Finance Minister Jim Flaherty conceded defeat and said the government will respect the court's decision.

"It is clear we cannot proceed with this legislation," he said in a statement. "We will review the decision carefully and act in accordance with it."

Flaherty introduced the Canada Securities Act in May, 2010, which called for the provinces to voluntarily join a program that gradually transferred power to a single national regulator, replacing the current 13 provincial and territorial commissions.

The top court was asked to rule whether Ottawa had the authority to legislate in an area of provincial jurisdiction, after courts of appeal in Alberta and Quebec, both opposed to the plan, ruled it unconstitutional.

"This decision based on constitutional principles also confirms the harmonization of regulators in Canada based on the establishment of a passport to which the provinces adhere, with the exception of Ontario," said Francoise Bertrand, chief executive of the Quebec Federation of Chambers of Commerce.

Ottawa had argued that the financial markets have become such an integral part of the intertwined global economy the country needed a single voice on the international stage.

But in its 64-page decision, the court said the federal government failed to prove its case and therefore can't interfere in the day-to-day operations of the securities industry in areas like licensing and policing.

"Legislation aimed at imposing minimum standards applicable throughout the country and preserving the stability and integrity of Canada's financial markets might well relate to trade as a whole," the court said.

"However, the proposed act reaches beyond such matters and descends into detailed regulation of all aspects of trading in securities, a matter that has long been viewed as provincial."

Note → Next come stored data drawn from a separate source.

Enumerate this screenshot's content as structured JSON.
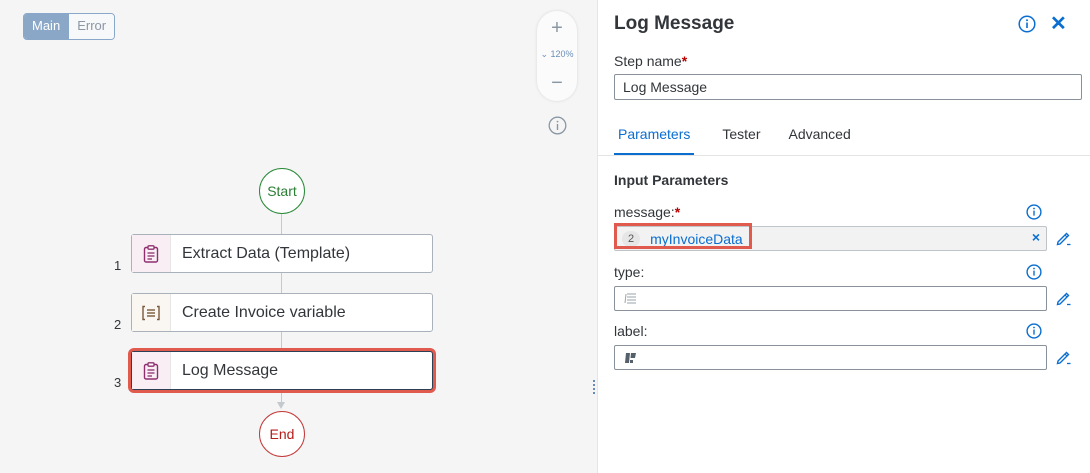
{
  "canvas": {
    "segment": {
      "main": "Main",
      "error": "Error"
    },
    "zoom": {
      "in": "+",
      "level": "120%",
      "out": "−"
    },
    "flow": {
      "start": "Start",
      "end": "End",
      "steps": [
        {
          "num": "1",
          "label": "Extract Data (Template)",
          "icon": "clipboard-icon"
        },
        {
          "num": "2",
          "label": "Create Invoice variable",
          "icon": "list-box-icon"
        },
        {
          "num": "3",
          "label": "Log Message",
          "icon": "clipboard-icon"
        }
      ]
    }
  },
  "panel": {
    "title": "Log Message",
    "step_name_label": "Step name",
    "step_name_value": "Log Message",
    "required_mark": "*",
    "tabs": [
      "Parameters",
      "Tester",
      "Advanced"
    ],
    "section_title": "Input Parameters",
    "params": [
      {
        "label": "message:",
        "required": true,
        "token_number": "2",
        "token_value": "myInvoiceData",
        "clear": "×"
      },
      {
        "label": "type:",
        "required": false
      },
      {
        "label": "label:",
        "required": false
      }
    ]
  },
  "colors": {
    "accent": "#0a6ed1",
    "highlight": "#e05a4e",
    "start": "#2b8a3a",
    "end": "#c43a3a",
    "step_icon_pink": "#8e2e6f"
  }
}
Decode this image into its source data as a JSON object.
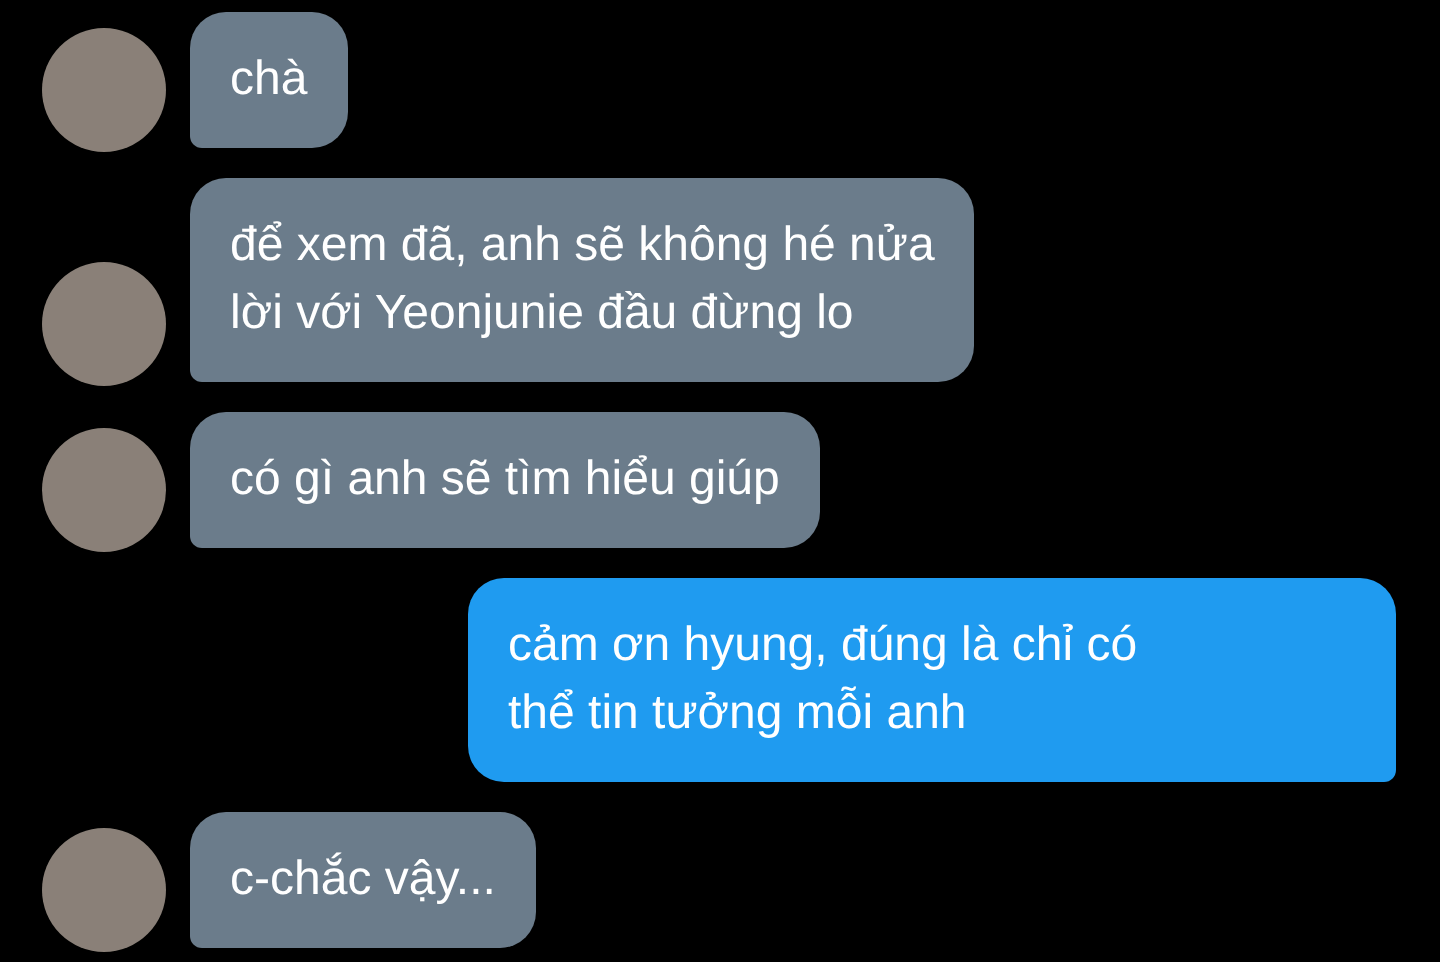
{
  "messages": [
    {
      "kind": "received",
      "text": "chà"
    },
    {
      "kind": "received",
      "text": "để xem đã, anh sẽ không hé nửa\nlời với Yeonjunie đầu đừng lo"
    },
    {
      "kind": "received",
      "text": "có gì anh sẽ tìm hiểu giúp"
    },
    {
      "kind": "sent",
      "text": "cảm ơn hyung, đúng là chỉ có\nthể tin tưởng mỗi anh"
    },
    {
      "kind": "received",
      "text": "c-chắc vậy..."
    }
  ]
}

Observers note that since the provinces and the feds couldn't reach a deal on the legislation, it boxed the court in, forcing it to rule strictly on legal precedent.

The court's ruling is in line with previous decisions involving the securities industry, treating it as a legal problem and not one of policy.

"The unilateral approach by the federal government is no way to do business. I hope they will take this ruling as a signal from the high court that we all need to put our heads together and work co-operatively to deal with issues like transfer payments for health care and other key public services," said Manitoba Finance Minister Stan Struthers.

While only an advisory ruling -- not a binding judgment -- analysts had said any decision declaring it unconstitutional would effectively kill the legislation.

The top court did urge the federal and provincial governments to find "common ground" on securities issues that pose a "systemic risk" to the economy, noting Ottawa does have the right to intervene in such cases under the "general trade and commerce" clause of the Constitution.

"Cooperation is the animating force. The federalism principle upon which Canada's constitutional framework rests demands nothing less," the court wrote.

The decision will likely upset many in the banking and business sectors, and Ontario, which supported the plan.

"There's more work to be done, there's more negotiations to be done. There's a clear federal interest and clear federal jurisdiction, so we build from here," said Canadian Bankers Association head Terry Campbell.

The Canadian Banker's Association suggested a national regulator would have been beneficial during the 2008 economic meltdown by offering a unified national policy similar to other countries.